Formalin is the fixative used most often for newly-obtained specimens as well as in archived paraffin blocks. Ever wonder how it works?
Mechanism of Formalin Fixation
Formalin (a solution of formaldehyde in water) preserves proteins and cellular organelles in a stepwise process. It penetrates tissues quickly then binds to lysine, tyrosine, asparagine, tryptophan, histidine, arginine, cysteine, and glutamine in all of the proteins present in a specimen. It is the reaction between formalin and uncharged reactive amino groups that leads to the formation of cross-links.
Formalin fixation is not selective, so cross-linking of target proteins with unrelated proteins can reduce immunoreactivity with target-specific antibodies. In addition, cross-linking can lead to significant changes in the three-dimensional conformation of proteins which may also reduce immunoreactivity. Fortunately, antigen retrieval methods, such as heat-based or enzymatic procedures, can reverse the undesirable changes caused by fixation. Antigen retrieval is more frequently needed with monoclonal antibodies (MAbs) vs. polyclonal antibodies (PAbs). By definition, a MAb recognizes only one epitope on an antigen, so if that epitope becomes unavailable due to unwanted cross-linking events, a MAb will appear to be unreactive with a sample. In contrast, PAbs are a mixture of multiple epitope specificities, so there is a greater probability that some of the epitopes recognized on a target antigen by a PAb will remain sufficiently unaltered to allow for reactivity of that PAb with a sample.
Over-fixation, under-fixation, perfect fixation
Over-fixation of tissues can produce false-negative results due to excessive cross-links, but the negative effects of over-fixation can often be reversed with an appropriate antigen retrieval procedure. The effects of over-fixation are somewhat dependent on the cellular location of the target antigen; over-fixation of nuclear antigens may not be reversible while cytoplasmic antigens may not be affected by over-fixation or can be recovered after antigen retrieval.
Under-fixation of tissues may result in cross-links forming only on the exterior of a sample and the center of the sample remaining unfixed. This can result in an inconsistent gradient of staining that is difficult to interpret. In addition, under-fixed tissues are more susceptible to damage or distortion caused by antigen retrieval methods.
Unfortunately, there is no universal fixation time that is perfect for every antigen, so fixation protocols must be optimized for time as well as temperature. Fixative penetration, binding to amino acids, and cross-linking occur faster at higher temperatures, and the thickness of samples to be fixed shouldn’t exceed 4mm to allow for complete penetration of fixative.

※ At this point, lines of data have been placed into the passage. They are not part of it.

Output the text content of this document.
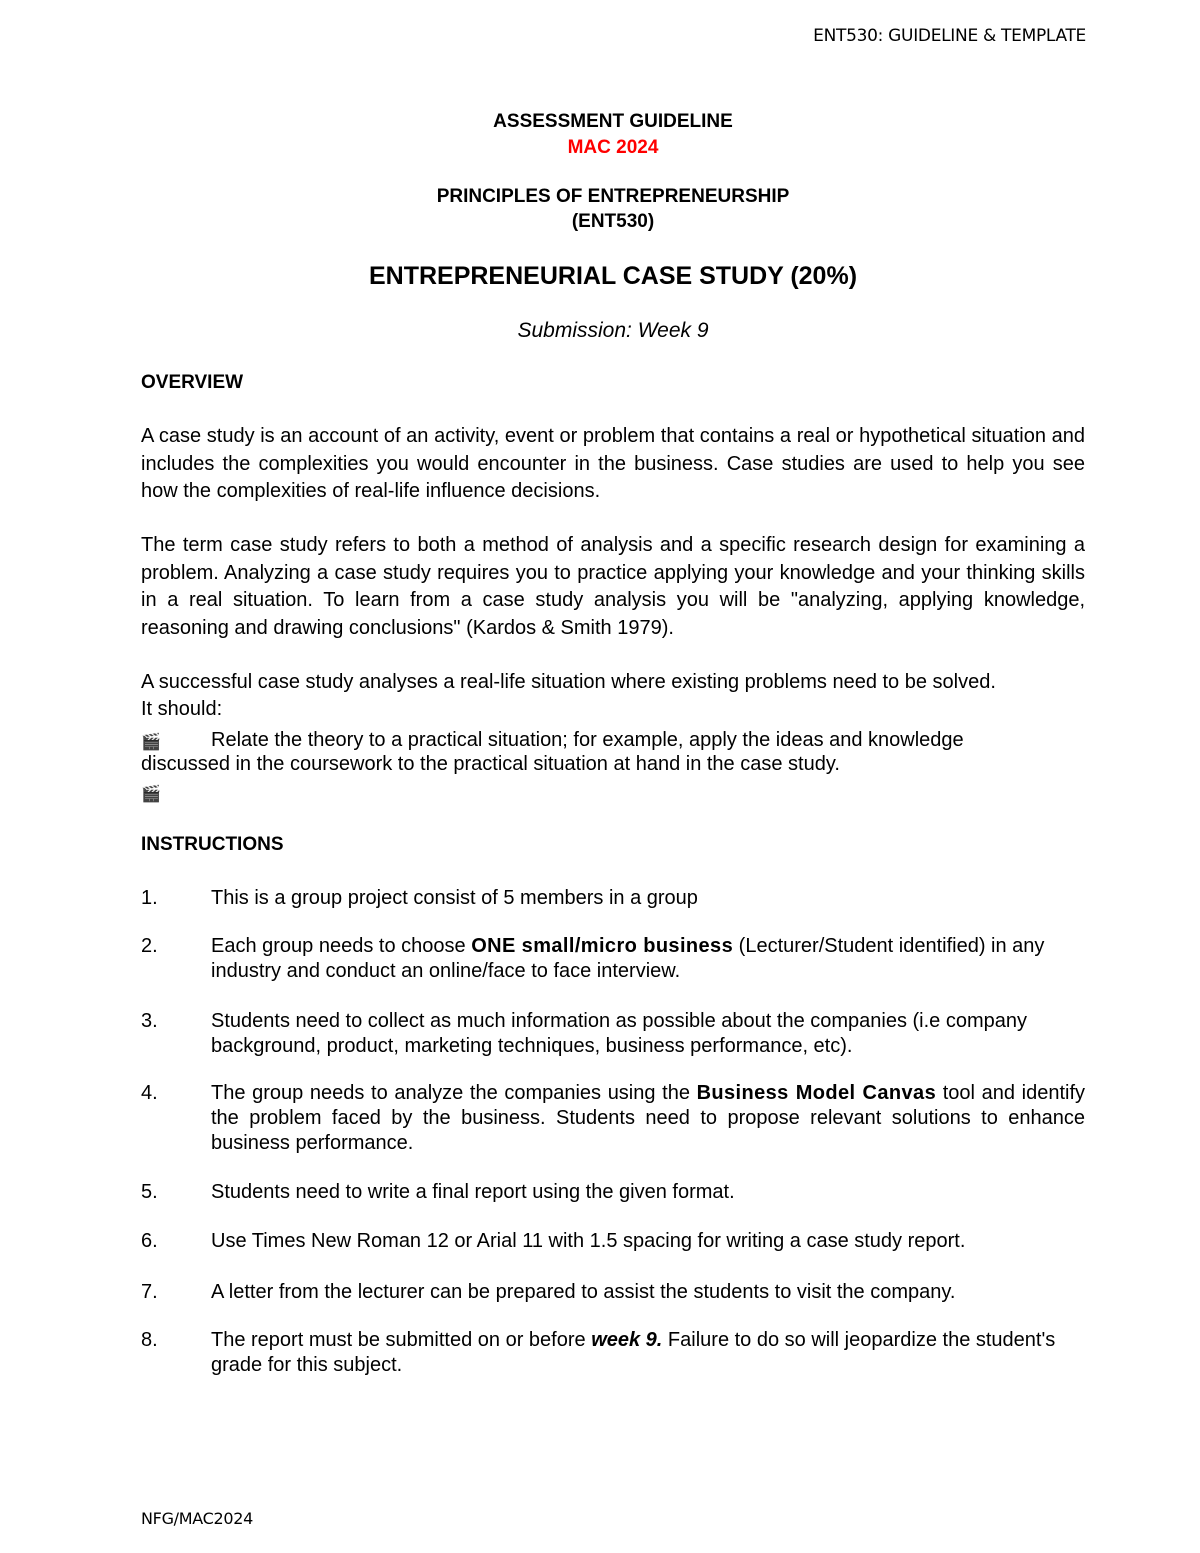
ENT530: GUIDELINE & TEMPLATE
ASSESSMENT GUIDELINE
MAC 2024
PRINCIPLES OF ENTREPRENEURSHIP
(ENT530)
ENTREPRENEURIAL CASE STUDY (20%)
Submission: Week 9
OVERVIEW
A case study is an account of an activity, event or problem that contains a real or hypothetical situation and includes the complexities you would encounter in the business. Case studies are used to help you see how the complexities of real-life influence decisions.
The term case study refers to both a method of analysis and a specific research design for examining a problem. Analyzing a case study requires you to practice applying your knowledge and your thinking skills in a real situation. To learn from a case study analysis you will be "analyzing, applying knowledge, reasoning and drawing conclusions" (Kardos & Smith 1979).
A successful case study analyses a real-life situation where existing problems need to be solved.
It should:
🎬	Relate the theory to a practical situation; for example, apply the ideas and knowledge
discussed in the coursework to the practical situation at hand in the case study.
🎬
INSTRUCTIONS
1.	This is a group project consist of 5 members in a group
2.	Each group needs to choose ONE small/micro business (Lecturer/Student identified) in any industry and conduct an online/face to face interview.
3.	Students need to collect as much information as possible about the companies (i.e company background, product, marketing techniques, business performance, etc).
4.	The group needs to analyze the companies using the Business Model Canvas tool and identify the problem faced by the business. Students need to propose relevant solutions to enhance business performance.
5.	Students need to write a final report using the given format.
6.	Use Times New Roman 12 or Arial 11 with 1.5 spacing for writing a case study report.
7.	A letter from the lecturer can be prepared to assist the students to visit the company.
8.	The report must be submitted on or before week 9. Failure to do so will jeopardize the student's grade for this subject.
NFG/MAC2024
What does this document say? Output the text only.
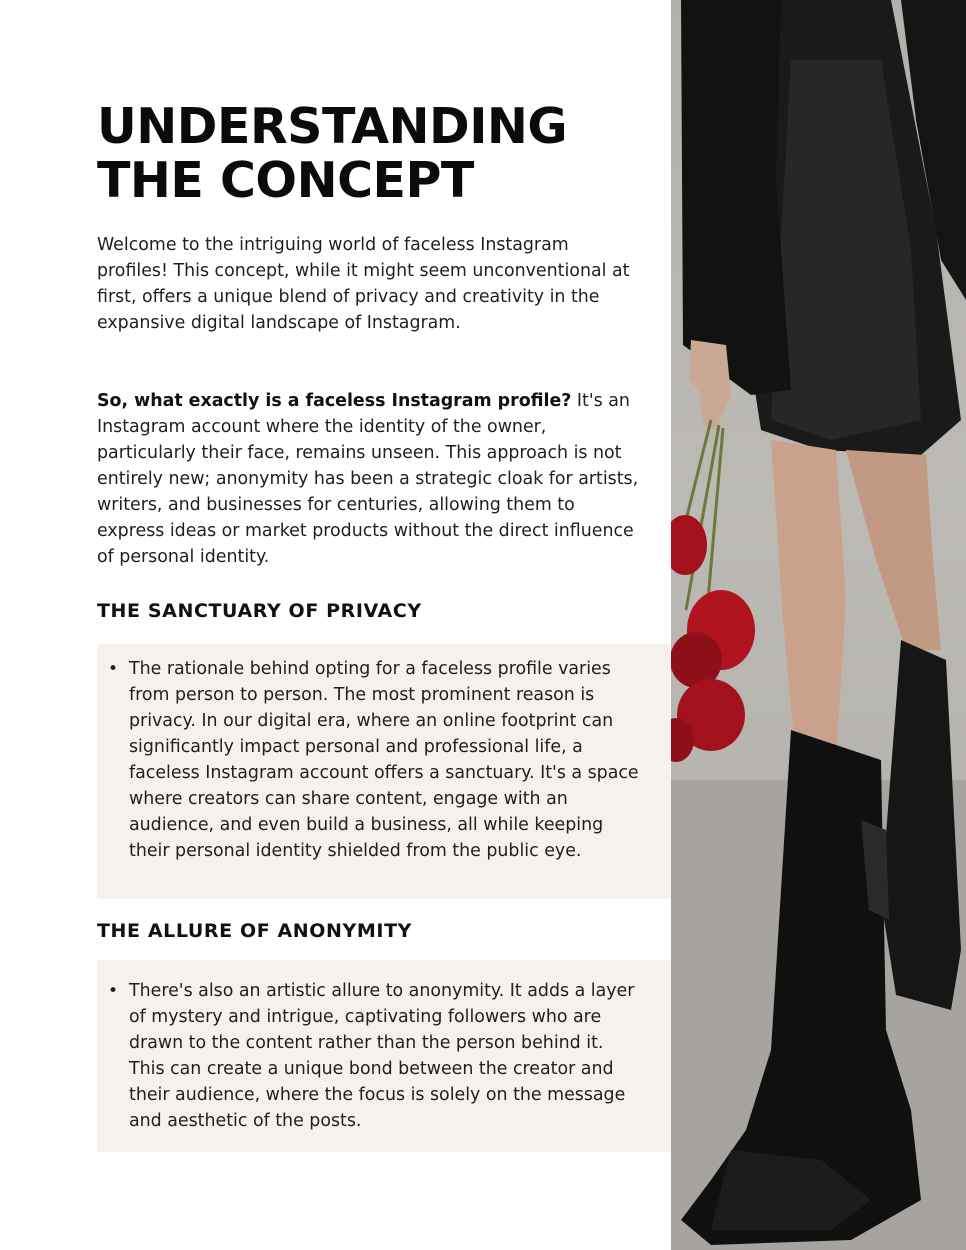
UNDERSTANDING
THE CONCEPT

Welcome to the intriguing world of faceless Instagram profiles! This concept, while it might seem unconventional at first, offers a unique blend of privacy and creativity in the expansive digital landscape of Instagram.

So, what exactly is a faceless Instagram profile? It's an Instagram account where the identity of the owner, particularly their face, remains unseen. This approach is not entirely new; anonymity has been a strategic cloak for artists, writers, and businesses for centuries, allowing them to express ideas or market products without the direct influence of personal identity.

THE SANCTUARY OF PRIVACY
• The rationale behind opting for a faceless profile varies from person to person. The most prominent reason is privacy. In our digital era, where an online footprint can significantly impact personal and professional life, a faceless Instagram account offers a sanctuary. It's a space where creators can share content, engage with an audience, and even build a business, all while keeping their personal identity shielded from the public eye.
THE ALLURE OF ANONYMITY
• There's also an artistic allure to anonymity. It adds a layer of mystery and intrigue, captivating followers who are drawn to the content rather than the person behind it. This can create a unique bond between the creator and their audience, where the focus is solely on the message and aesthetic of the posts.
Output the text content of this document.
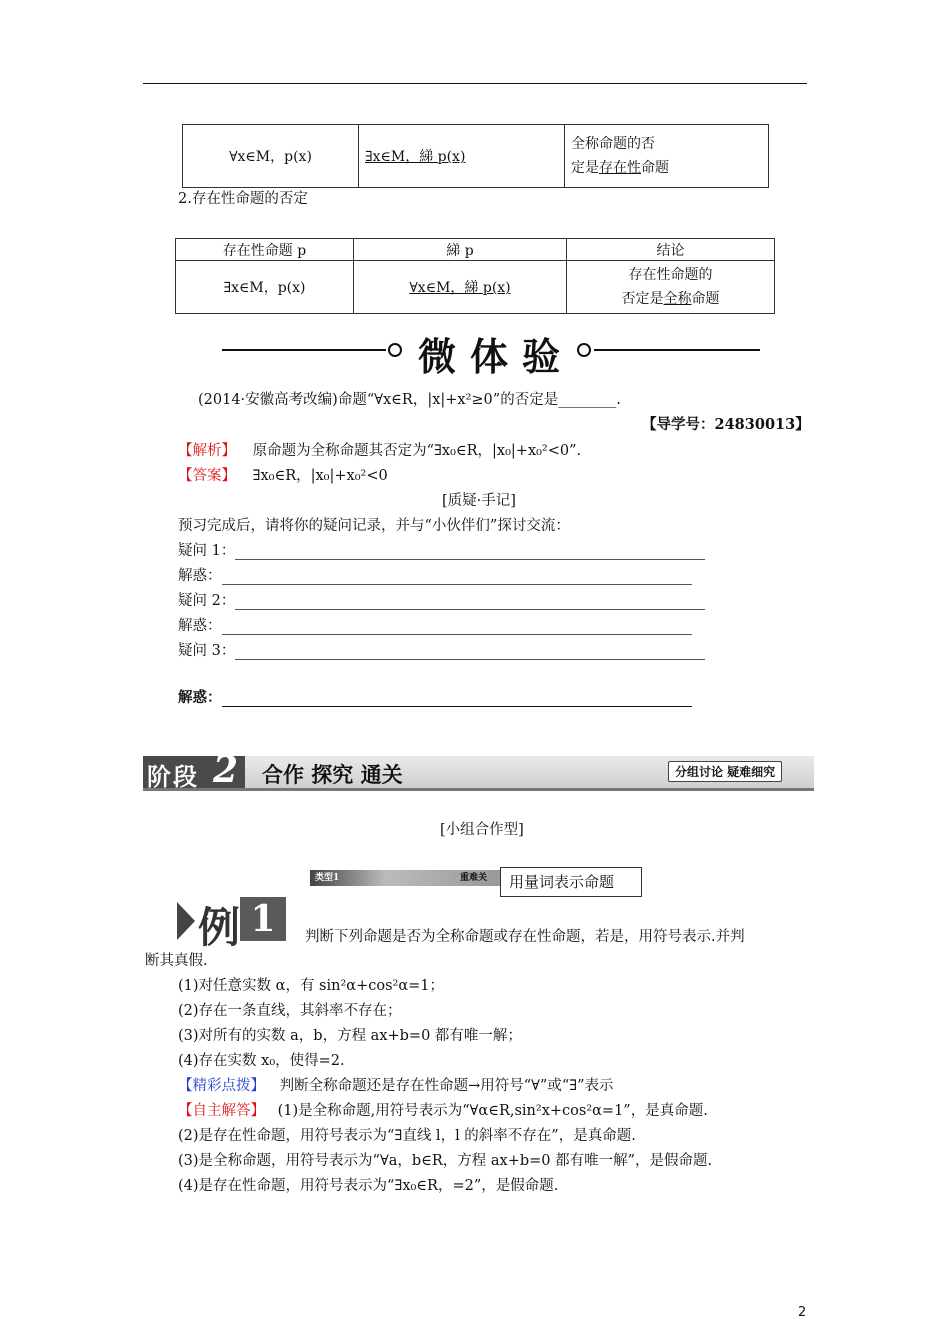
∀x∈M，p(x)	∃x∈M，綈 p(x)	
全称命题的否
定是存在性命题
2.存在性命题的否定
存在性命题 p	綈 p	结论
∃x∈M，p(x)	∀x∈M，綈 p(x)	存在性命题的
否定是全称命题
微体验
(2014·安徽高考改编)命题“∀x∈R，|x|+x²≥0”的否定是________.
【导学号：24830013】
【解析】 原命题为全称命题其否定为“∃x₀∈R，|x₀|+x₀²<0”.
【答案】 ∃x₀∈R，|x₀|+x₀²<0
[质疑·手记]
预习完成后，请将你的疑问记录，并与“小伙伴们”探讨交流：
疑问 1：
解惑：
疑问 2：
解惑：
疑问 3：
解惑：
阶段 2 合作 探究 通关	分组讨论 疑难细究
[小组合作型]
类型1	重难关	用量词表示命题
例 1	判断下列命题是否为全称命题或存在性命题，若是，用符号表示.并判
断其真假.
(1)对任意实数 α，有 sin²α+cos²α=1；
(2)存在一条直线，其斜率不存在；
(3)对所有的实数 a，b，方程 ax+b=0 都有唯一解；
(4)存在实数 x₀，使得=2.
【精彩点拨】 判断全称命题还是存在性命题→用符号“∀”或“∃”表示
【自主解答】 (1)是全称命题,用符号表示为“∀α∈R,sin²x+cos²α=1”，是真命题.
(2)是存在性命题，用符号表示为“∃直线 l，l 的斜率不存在”，是真命题.
(3)是全称命题，用符号表示为“∀a，b∈R，方程 ax+b=0 都有唯一解”，是假命题.
(4)是存在性命题，用符号表示为“∃x₀∈R，=2”，是假命题.
2
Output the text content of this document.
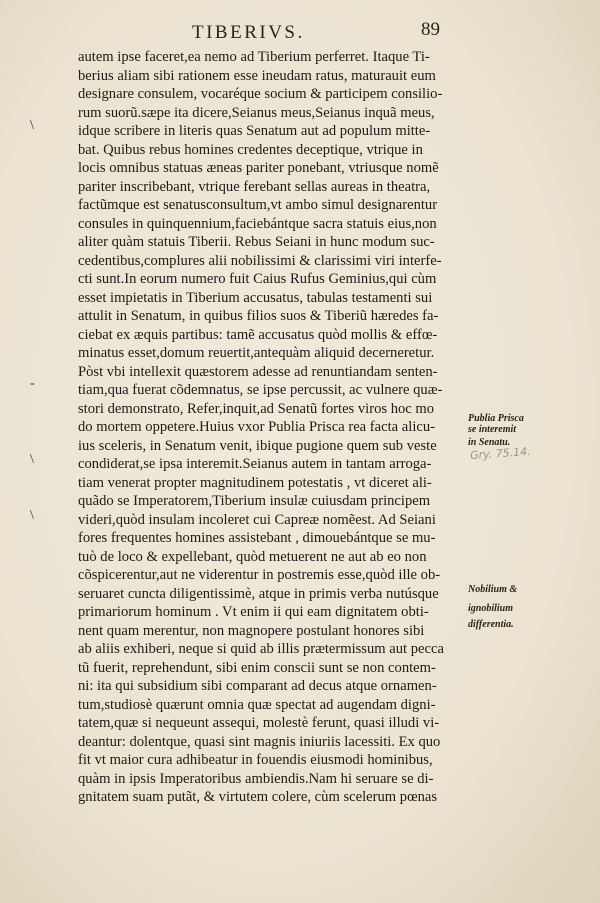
TIBERIVS.	89
autem ipse faceret,ea nemo ad Tiberium perferret. Itaque Ti-
berius aliam sibi rationem esse ineudam ratus, maturauit eum
designare consulem, vocaréque socium & participem consilio-
rum suorũ.sæpe ita dicere,Seianus meus,Seianus inquã meus,
idque scribere in literis quas Senatum aut ad populum mitte-
bat. Quibus rebus homines credentes deceptique, vtrique in
locis omnibus statuas æneas pariter ponebant, vtriusque nomẽ
pariter inscribebant, vtrique ferebant sellas aureas in theatra,
factũmque est senatusconsultum,vt ambo simul designarentur
consules in quinquennium,faciebántque sacra statuis eius,non
aliter quàm statuis Tiberii. Rebus Seiani in hunc modum suc-
cedentibus,complures alii nobilissimi & clarissimi viri interfe-
cti sunt.In eorum numero fuit Caius Rufus Geminius,qui cùm
esset impietatis in Tiberium accusatus, tabulas testamenti sui
attulit in Senatum, in quibus filios suos & Tiberiũ hæredes fa-
ciebat ex æquis partibus: tamẽ accusatus quòd mollis & effœ-
minatus esset,domum reuertit,antequàm aliquid decerneretur.
Pòst vbi intellexit quæstorem adesse ad renuntiandam senten-
tiam,qua fuerat cõdemnatus, se ipse percussit, ac vulnere quæ-
stori demonstrato, Refer,inquit,ad Senatũ fortes viros hoc mo
do mortem oppetere.Huius vxor Publia Prisca rea facta alicu-
ius sceleris, in Senatum venit, ibique pugione quem sub veste
condiderat,se ipsa interemit.Seianus autem in tantam arroga-
tiam venerat propter magnitudinem potestatis , vt diceret ali-
quãdo se Imperatorem,Tiberium insulæ cuiusdam principem
videri,quòd insulam incoleret cui Capreæ nomẽest. Ad Seiani
fores frequentes homines assistebant , dimouebántque se mu-
tuò de loco & expellebant, quòd metuerent ne aut ab eo non
cõspicerentur,aut ne viderentur in postremis esse,quòd ille ob-
seruaret cuncta diligentissimè, atque in primis verba nutúsque
primariorum hominum . Vt enim ii qui eam dignitatem obti-
nent quam merentur, non magnopere postulant honores sibi
ab aliis exhiberi, neque si quid ab illis prætermissum aut pecca
tũ fuerit, reprehendunt, sibi enim conscii sunt se non contem-
ni: ita qui subsidium sibi comparant ad decus atque ornamen-
tum,studiosè quærunt omnia quæ spectat ad augendam digni-
tatem,quæ si nequeunt assequi, molestè ferunt, quasi illudi vi-
deantur: dolentque, quasi sint magnis iniuriis lacessiti. Ex quo
fit vt maior cura adhibeatur in fouendis eiusmodi hominibus,
quàm in ipsis Imperatoribus ambiendis.Nam hi seruare se di-
gnitatem suam putãt, & virtutem colere, cùm scelerum pœnas
\
-
\
\
Publia Prisca
se interemit
in Senatu.
Gry. 75.14.
Nobilium &
ignobilium
differentia.
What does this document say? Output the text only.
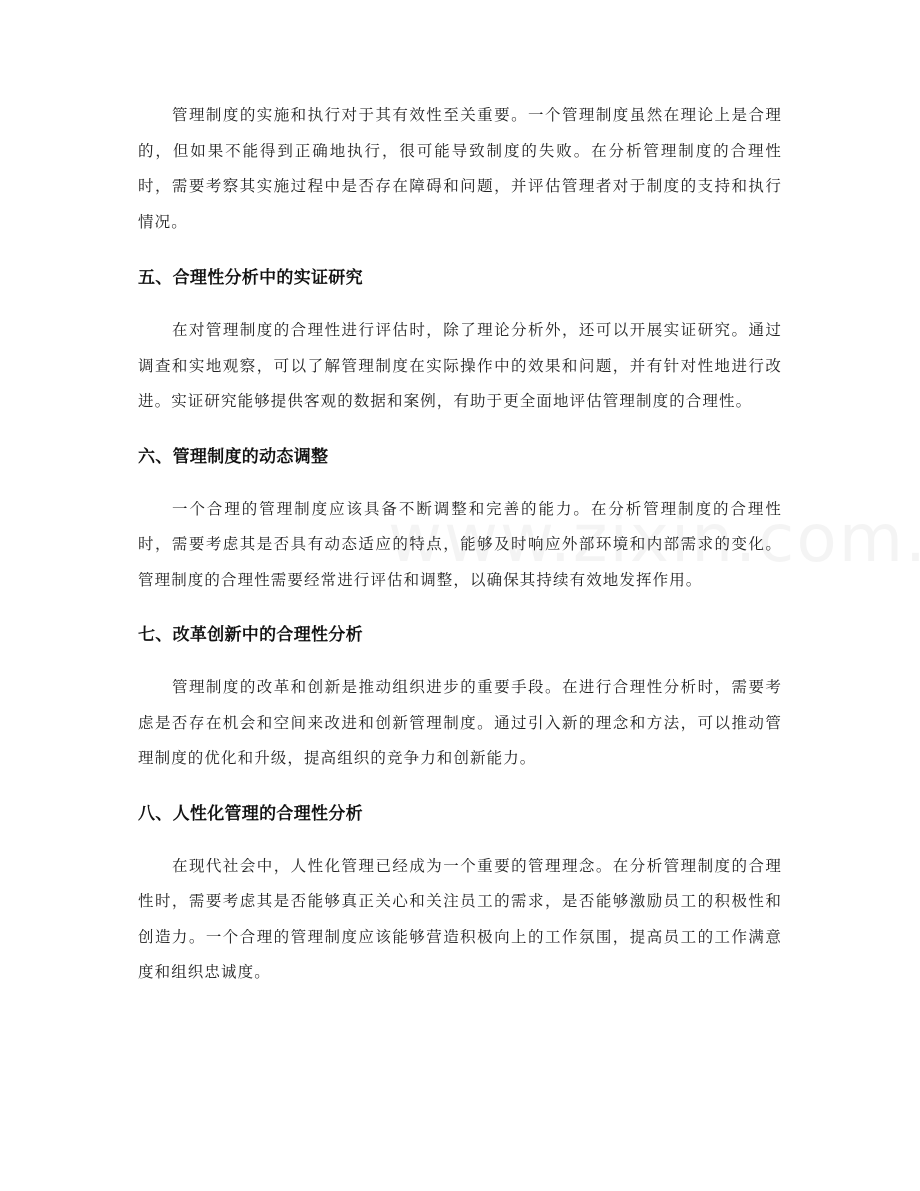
管理制度的实施和执行对于其有效性至关重要。一个管理制度虽然在理论上是合理的，但如果不能得到正确地执行，很可能导致制度的失败。在分析管理制度的合理性时，需要考察其实施过程中是否存在障碍和问题，并评估管理者对于制度的支持和执行情况。

五、合理性分析中的实证研究

在对管理制度的合理性进行评估时，除了理论分析外，还可以开展实证研究。通过调查和实地观察，可以了解管理制度在实际操作中的效果和问题，并有针对性地进行改进。实证研究能够提供客观的数据和案例，有助于更全面地评估管理制度的合理性。

六、管理制度的动态调整

一个合理的管理制度应该具备不断调整和完善的能力。在分析管理制度的合理性时，需要考虑其是否具有动态适应的特点，能够及时响应外部环境和内部需求的变化。管理制度的合理性需要经常进行评估和调整，以确保其持续有效地发挥作用。

七、改革创新中的合理性分析

管理制度的改革和创新是推动组织进步的重要手段。在进行合理性分析时，需要考虑是否存在机会和空间来改进和创新管理制度。通过引入新的理念和方法，可以推动管理制度的优化和升级，提高组织的竞争力和创新能力。

八、人性化管理的合理性分析

在现代社会中，人性化管理已经成为一个重要的管理理念。在分析管理制度的合理性时，需要考虑其是否能够真正关心和关注员工的需求，是否能够激励员工的积极性和创造力。一个合理的管理制度应该能够营造积极向上的工作氛围，提高员工的工作满意度和组织忠诚度。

Formalin is the “gold standard”
Although health hazards have been associated with exposure of skin, eyes, and the respiratory tract to formalin, most labs take the necessary precautions and continue to use formalin because they cannot find a satisfactory replacement that is equally reliable, inexpensive, and whose negative effects can be readily reversed with antigen retrieval. Evaluation of alternative fixatives will undoubtedly continue with formalin as the comparative “gold standard”.
For a thorough review of the technical aspects of IHC, see Ramos-Vara, JA and Miller, MA Veterinary Pathology5: 42-87 (2014).